My dream of a new Yankee Stadium is finally coming true. Yes, I was always in favor of it.
Wednesday's announcement of an $800 million palace worthy of baseball's true royals means the inevitable end of something dear. The Stadium is a trusty friend, unchanging through thick and thin, a place filled with countless special memories. But so was my childhood bedroom, and I couldn't wait to get out of that joint.
When I had the opportunity to party like a maniac at Syracuse University for four unsupervised years, did I stay home and cling to existing memories or did I seek new and more exciting opportunities that would lead to even better memories, like power chugging and high-octane vomiting? It was a no-brainer, and so is the decision to build Yankee Stadium 2.0, for these reasons:
Spare me the ghosts of Babe and DiMaggio and all that crap. Lou Gehrig would never walk into the Stadium today and say, "Wow, looks the same." First, he's dead, and he can't walk. Second, so much of the place has changed.
It would be one thing if the dugout bench was exactly the same and you could sit where Babe farted, if the field dimensions were the same, if the defining facade had remained intact throughout. What are we preserving here, GPS coordinates?
Maybe you'd keep an otherwise outdated music hall around because Chopin played there, even though the stage, piano, curtain and seats were all changed. But not if you were limited to only music hall in the great city of New York.
We're not knocking down the Louvre to build a Dinky Donuts. We're not changing uniforms just for the sake of sales. We're building a tangibly better Yankee Stadium experience. I know, you wanna sit in the same section you did when you were 8 and going with your pop. Well, how 'bout allowing the millennium's newest sports fans a crack at starting their own memory scrapbook in an even better park? And not just aesthetically. There will be more parking, a renovated surrounding area, the ability to move around and take pics, widened concourses, new bathrooms to not take a dump in if my life depended on it, more concessions stands, seats closer to the field, etc.
The place is going to be amazing, built by HOK Sport + Venue + Event, the same folks who gave us the widely celebrated new stadiums in San Francisco and Pittsburgh. You think they're not gonna try to make this one the absolute best?
I hear the Mets are also in the running for a new stadium, built by Port-A-John.

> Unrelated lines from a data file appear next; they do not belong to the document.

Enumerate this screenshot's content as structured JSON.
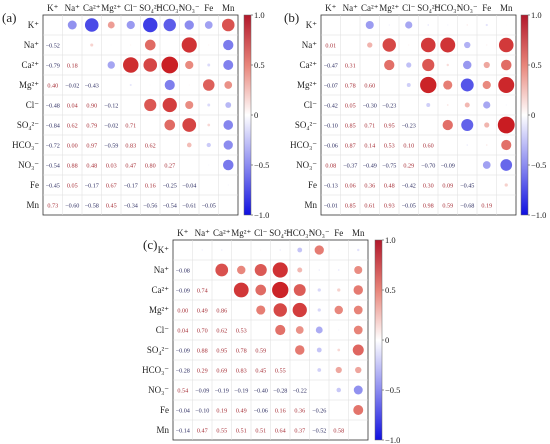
{
  "variables": [
    "K⁺",
    "Na⁺",
    "Ca²⁺",
    "Mg²⁺",
    "Cl⁻",
    "SO₄²⁻",
    "HCO₃⁻",
    "NO₃⁻",
    "Fe",
    "Mn"
  ],
  "colorbar": {
    "max_label": "1.0",
    "ticks": [
      "1.0",
      "0.5",
      "0",
      "−0.5",
      "−1.0"
    ]
  },
  "chart_data": [
    {
      "type": "heatmap",
      "panel_label": "(a)",
      "title": "",
      "x": [
        "K⁺",
        "Na⁺",
        "Ca²⁺",
        "Mg²⁺",
        "Cl⁻",
        "SO₄²⁻",
        "HCO₃⁻",
        "NO₃⁻",
        "Fe",
        "Mn"
      ],
      "y": [
        "K⁺",
        "Na⁺",
        "Ca²⁺",
        "Mg²⁺",
        "Cl⁻",
        "SO₄²⁻",
        "HCO₃⁻",
        "NO₃⁻",
        "Fe",
        "Mn"
      ],
      "values": [
        [
          1,
          -0.52,
          -0.79,
          0.4,
          -0.48,
          -0.84,
          -0.72,
          -0.54,
          -0.45,
          0.73
        ],
        [
          -0.52,
          1,
          0.18,
          -0.02,
          0.04,
          0.62,
          0.0,
          0.88,
          0.05,
          -0.6
        ],
        [
          -0.79,
          0.18,
          1,
          -0.43,
          0.9,
          0.79,
          0.97,
          0.48,
          -0.17,
          -0.58
        ],
        [
          0.4,
          -0.02,
          -0.43,
          1,
          -0.12,
          -0.02,
          -0.59,
          0.03,
          0.67,
          0.45
        ],
        [
          -0.48,
          0.04,
          0.9,
          -0.12,
          1,
          0.71,
          0.83,
          0.47,
          -0.17,
          -0.34
        ],
        [
          -0.84,
          0.62,
          0.79,
          -0.02,
          0.71,
          1,
          0.62,
          0.8,
          0.16,
          -0.56
        ],
        [
          -0.72,
          0.0,
          0.97,
          -0.59,
          0.83,
          0.62,
          1,
          0.27,
          -0.25,
          -0.54
        ],
        [
          -0.54,
          0.88,
          0.48,
          0.03,
          0.47,
          0.8,
          0.27,
          1,
          -0.04,
          -0.61
        ],
        [
          -0.45,
          0.05,
          -0.17,
          0.67,
          -0.17,
          0.16,
          -0.25,
          -0.04,
          1,
          -0.05
        ],
        [
          0.73,
          -0.6,
          -0.58,
          0.45,
          -0.34,
          -0.56,
          -0.54,
          -0.61,
          -0.05,
          1
        ]
      ],
      "value_range": [
        -1,
        1
      ]
    },
    {
      "type": "heatmap",
      "panel_label": "(b)",
      "title": "",
      "x": [
        "K⁺",
        "Na⁺",
        "Ca²⁺",
        "Mg²⁺",
        "Cl⁻",
        "SO₄²⁻",
        "HCO₃⁻",
        "NO₃⁻",
        "Fe",
        "Mn"
      ],
      "y": [
        "K⁺",
        "Na⁺",
        "Ca²⁺",
        "Mg²⁺",
        "Cl⁻",
        "SO₄²⁻",
        "HCO₃⁻",
        "NO₃⁻",
        "Fe",
        "Mn"
      ],
      "values": [
        [
          1,
          0.01,
          -0.47,
          -0.07,
          -0.42,
          -0.1,
          -0.06,
          0.08,
          -0.13,
          -0.01
        ],
        [
          0.01,
          1,
          0.31,
          0.78,
          0.05,
          0.85,
          0.87,
          -0.37,
          0.06,
          0.85
        ],
        [
          -0.47,
          0.31,
          1,
          0.6,
          -0.3,
          0.71,
          0.14,
          -0.49,
          0.36,
          0.61
        ],
        [
          -0.07,
          0.78,
          0.6,
          1,
          -0.23,
          0.95,
          0.53,
          -0.75,
          0.48,
          0.93
        ],
        [
          -0.42,
          0.05,
          -0.3,
          -0.23,
          1,
          -0.23,
          0.1,
          0.29,
          -0.42,
          -0.05
        ],
        [
          -0.1,
          0.85,
          0.71,
          0.95,
          -0.23,
          1,
          0.6,
          -0.7,
          0.3,
          0.98
        ],
        [
          -0.06,
          0.87,
          0.14,
          0.53,
          0.1,
          0.6,
          1,
          -0.09,
          0.09,
          0.59
        ],
        [
          0.08,
          -0.37,
          -0.49,
          -0.75,
          0.29,
          -0.7,
          -0.09,
          1,
          -0.45,
          -0.68
        ],
        [
          -0.13,
          0.06,
          0.36,
          0.48,
          -0.42,
          0.3,
          0.09,
          -0.45,
          1,
          0.19
        ],
        [
          -0.01,
          0.85,
          0.61,
          0.93,
          -0.05,
          0.98,
          0.59,
          -0.68,
          0.19,
          1
        ]
      ],
      "value_range": [
        -1,
        1
      ]
    },
    {
      "type": "heatmap",
      "panel_label": "(c)",
      "title": "",
      "x": [
        "K⁺",
        "Na⁺",
        "Ca²⁺",
        "Mg²⁺",
        "Cl⁻",
        "SO₄²⁻",
        "HCO₃⁻",
        "NO₃⁻",
        "Fe",
        "Mn"
      ],
      "y": [
        "K⁺",
        "Na⁺",
        "Ca²⁺",
        "Mg²⁺",
        "Cl⁻",
        "SO₄²⁻",
        "HCO₃⁻",
        "NO₃⁻",
        "Fe",
        "Mn"
      ],
      "values": [
        [
          1,
          -0.08,
          -0.09,
          0.0,
          0.04,
          -0.09,
          -0.28,
          0.54,
          -0.04,
          -0.14
        ],
        [
          -0.08,
          1,
          0.74,
          0.49,
          0.7,
          0.88,
          0.29,
          -0.09,
          -0.1,
          0.47
        ],
        [
          -0.09,
          0.74,
          1,
          0.86,
          0.62,
          0.95,
          0.69,
          -0.19,
          0.19,
          0.55
        ],
        [
          0.0,
          0.49,
          0.86,
          1,
          0.53,
          0.78,
          0.83,
          -0.19,
          0.49,
          0.51
        ],
        [
          0.04,
          0.7,
          0.62,
          0.53,
          1,
          0.59,
          0.45,
          -0.4,
          -0.06,
          0.51
        ],
        [
          -0.09,
          0.88,
          0.95,
          0.78,
          0.59,
          1,
          0.55,
          -0.28,
          0.16,
          0.64
        ],
        [
          -0.28,
          0.29,
          0.69,
          0.83,
          0.45,
          0.55,
          1,
          -0.22,
          0.36,
          0.37
        ],
        [
          0.54,
          -0.09,
          -0.19,
          -0.19,
          -0.4,
          -0.28,
          -0.22,
          1,
          -0.26,
          -0.52
        ],
        [
          -0.04,
          -0.1,
          0.19,
          0.49,
          -0.06,
          0.16,
          0.36,
          -0.26,
          1,
          0.58
        ],
        [
          -0.14,
          0.47,
          0.55,
          0.51,
          0.51,
          0.64,
          0.37,
          -0.52,
          0.58,
          1
        ]
      ],
      "value_range": [
        -1,
        1
      ]
    }
  ]
}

We're bringing over the best aspects of Yankee Stadium: the Yankees and us fans. Talk about ghosts all you want, the stars of the show are baseball's rock-star team and the people who pay them. I'm not talking about Steinbrenner and Co. I'm talking about us. With baseball's economic climate being the way it is, our sport's fans have more impact on results than any in the pro game. Great fans also effect college recruitment and, of course, are a huge influence on won-loss records. How do colleges recruit? In part by having great facilities for the players, paid for by the fans. Well, we're gonna have one awesome facility for the players and us.
We're gonna rock that joint. We're the ones who have as much control as anyone in terms of making it the best Yankee Stadium possible.
Maybe we'll have a surrounding environment to speak of. Proximity aside, there's nothing redeeming about any of the current River Ave. pre- and post-game hangouts. You pay $7 for a 12 oz. Coors Light in sweatpits filled with total trash. It's like sitting in the bleachers, but without all the class. Maybe we'll have more options, some new joints, some competition that may knock down prices and force bar owners to actually give a shit about their customers.
You might even wanna spend an entire day in the shadow of Yankee Stadium. Dare to dream.
Quote of the Night: Yankees announcer Bobby Murcer, calling Jason Gimabi's titanic, upper-deck walk-off home run Wednesday: "High and fairly deep to right field..."
Today's Yankees Links:
Verducci: Yankees Have Hitter More Useless Than Giambi Womack's really been awful. Might have to start thinking of him as a full-time pinch-runner or hitter in a bunting situation.
A Gentler Boss Riding Into the Sunset Harvey Araton writes in the New York Times that "the blustery Boss who was twice suspended by baseball is replaced by this kinder, gentler George, bidding now to be remembered as the municipal benefactor who picked up the $800 million tab."
Bringing Magic Across the Street My old pal Bob Dittmeier pens a piece for MLB.com on his experiences at Yankee Stadium, a place he describes as such: "It is a functional baseball stadium perfect for a city that likes its baseball down and dirty. It's best fan-friendly attribute is not wide concourses, but the fact that the subway will leave you right at its doorstep. No tailgating, no TGIF. You go in, do your baseball, and get out."
If you want a nicer post-game atmosphere, the Yankees are going to have to move out of the Bronx.